Toe Zaw Latt, bureau chief of Democratic Voice of Burma (DVB), is one of the organizers of the meeting and he told The Irrawaddy that the rising threat to local journalists needs to be countered by the media industry.
“Our reporter Zaw Pe has been sentenced to one year in prison and other local journalists at Unity Journal and Weekly Eleven were imprisoned too, so we need to protect our journalists in the future. That’s why we plan to hold preliminary discussions about [launching] a media freedom campaign,” he said.
All members of the media industry are invited to join the event at the House of Media and Entertainment (H.O.M.E.) on Rangoon’s Bo Aung Kyaw Road. Representatives of Myanmar Journalists Union, Myanmar Journalists Associations and the Myanmar Journalists Network will attend the discussions.
“During these detailed discussions we will talk about what we can do for the future of media freedom, the protection of journalists and we will decide who will lead the campaign and make plans,” Toe Zaw Latt said, adding that he expected the campaign to become the largest media freedom movement Burma has seen thus far.
Myint Kyaw, general secretary of the Myanmar Journalists Network, said that in recent months Burma’s media environment has deteriorated, resulting in more arrests and increasing threats to journalists.
“If we don’t take any action the government will continue to pressure journalists. That’s why we need to find a way to prevent this from happening,” he said. “There are problems in the judiciary and legislative areas. The recent arrest of journalists is an example… That’s why we plan to hold the preliminary discussion on organizing a media freedom movement.”
After President Thein Sein’s reformist government took over from the previous military regime in 2011 numerous draconian media restrictions were lifted. Pre-publication censorship was abolished, detained journalists were released and publication of daily newspapers was allowed for the first time in decades.
Since December, the arrest and imprisonment of a number of journalists has raised concerns among Burma’s media industry over a roll-back on the growing freedoms the sector enjoyed since political reforms began in 2011.

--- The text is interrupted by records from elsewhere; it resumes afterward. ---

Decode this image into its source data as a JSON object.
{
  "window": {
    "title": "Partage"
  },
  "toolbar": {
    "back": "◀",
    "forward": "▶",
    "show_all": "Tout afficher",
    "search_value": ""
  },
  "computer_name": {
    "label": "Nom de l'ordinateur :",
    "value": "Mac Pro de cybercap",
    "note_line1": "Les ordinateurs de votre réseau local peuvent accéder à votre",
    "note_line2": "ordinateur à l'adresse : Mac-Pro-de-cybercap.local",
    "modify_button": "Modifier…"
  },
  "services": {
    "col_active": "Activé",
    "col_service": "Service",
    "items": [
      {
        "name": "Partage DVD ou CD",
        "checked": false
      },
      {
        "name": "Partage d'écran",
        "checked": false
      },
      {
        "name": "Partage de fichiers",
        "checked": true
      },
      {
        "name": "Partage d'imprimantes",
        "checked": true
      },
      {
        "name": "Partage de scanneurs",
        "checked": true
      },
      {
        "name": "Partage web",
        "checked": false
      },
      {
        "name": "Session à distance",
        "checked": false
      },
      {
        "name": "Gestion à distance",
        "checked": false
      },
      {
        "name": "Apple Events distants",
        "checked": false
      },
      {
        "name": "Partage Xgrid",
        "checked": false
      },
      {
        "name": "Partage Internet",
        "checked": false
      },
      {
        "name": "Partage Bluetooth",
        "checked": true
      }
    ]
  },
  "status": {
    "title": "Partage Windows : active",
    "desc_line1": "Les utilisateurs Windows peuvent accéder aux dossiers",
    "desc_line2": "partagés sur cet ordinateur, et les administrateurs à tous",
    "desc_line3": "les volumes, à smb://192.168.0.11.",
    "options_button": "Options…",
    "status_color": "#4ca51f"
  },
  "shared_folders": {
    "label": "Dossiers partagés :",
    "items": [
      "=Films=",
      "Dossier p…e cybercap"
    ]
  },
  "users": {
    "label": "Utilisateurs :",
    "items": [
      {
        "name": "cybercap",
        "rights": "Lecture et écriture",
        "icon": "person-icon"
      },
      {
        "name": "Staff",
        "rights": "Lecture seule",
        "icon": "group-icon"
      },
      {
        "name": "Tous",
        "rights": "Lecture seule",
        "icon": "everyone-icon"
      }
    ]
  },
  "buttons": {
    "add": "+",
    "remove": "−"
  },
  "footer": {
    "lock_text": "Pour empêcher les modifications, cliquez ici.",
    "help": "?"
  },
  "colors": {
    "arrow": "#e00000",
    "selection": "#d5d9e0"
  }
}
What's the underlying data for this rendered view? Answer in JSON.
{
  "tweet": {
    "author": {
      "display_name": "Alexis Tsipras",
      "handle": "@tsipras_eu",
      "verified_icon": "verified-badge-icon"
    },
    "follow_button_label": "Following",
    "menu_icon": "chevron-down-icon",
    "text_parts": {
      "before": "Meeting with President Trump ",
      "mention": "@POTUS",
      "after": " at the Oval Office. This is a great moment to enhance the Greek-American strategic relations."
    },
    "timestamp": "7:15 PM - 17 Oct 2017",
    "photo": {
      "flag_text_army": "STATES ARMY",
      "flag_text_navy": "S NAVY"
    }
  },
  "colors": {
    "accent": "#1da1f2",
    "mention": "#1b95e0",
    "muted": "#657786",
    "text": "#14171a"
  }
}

Earlier this month, a Magwe Division court sentenced Zaw Pe, a video reporter with DVB, to one year in prison for trespassing at an education department office and disrupting the duties of a civil servant there. The sentencing was the result of a lawsuit lodged in 2012 by the education department.
In February, four journalists and an editor of Unity Journal were arrested and charged with violating the 1923 State Secrets Act and trespassing in a restricted area, after they published a story alleging that Chinese engineers were helping the Burma Army build a chemical weapons factory at Magwe’s Pauk Township. The defendants face a maximum sentence of 14 years imprisonment.
In December, Naw Khine Khine Aye Cho, a reporter of Eleven Media also known as Ma Khine, was sentenced by the Loikaw Township Court in Karenni State to three months imprisonment on charges of trespassing into the lawyer’s home while the reporter was seeking comments.
The government has also promised to replace restrictive media laws, but in March Parliament simultaneously adopted two media laws, one proposed by the Ministry of Information and one by the media industry. The former is considered restrictive as it gives the ministry the power to withhold or revoke publishing licenses unilaterally, while it contains vaguely defined bans on reporting that could “incite unrest”, “insult religion” and “violate the Constitution.”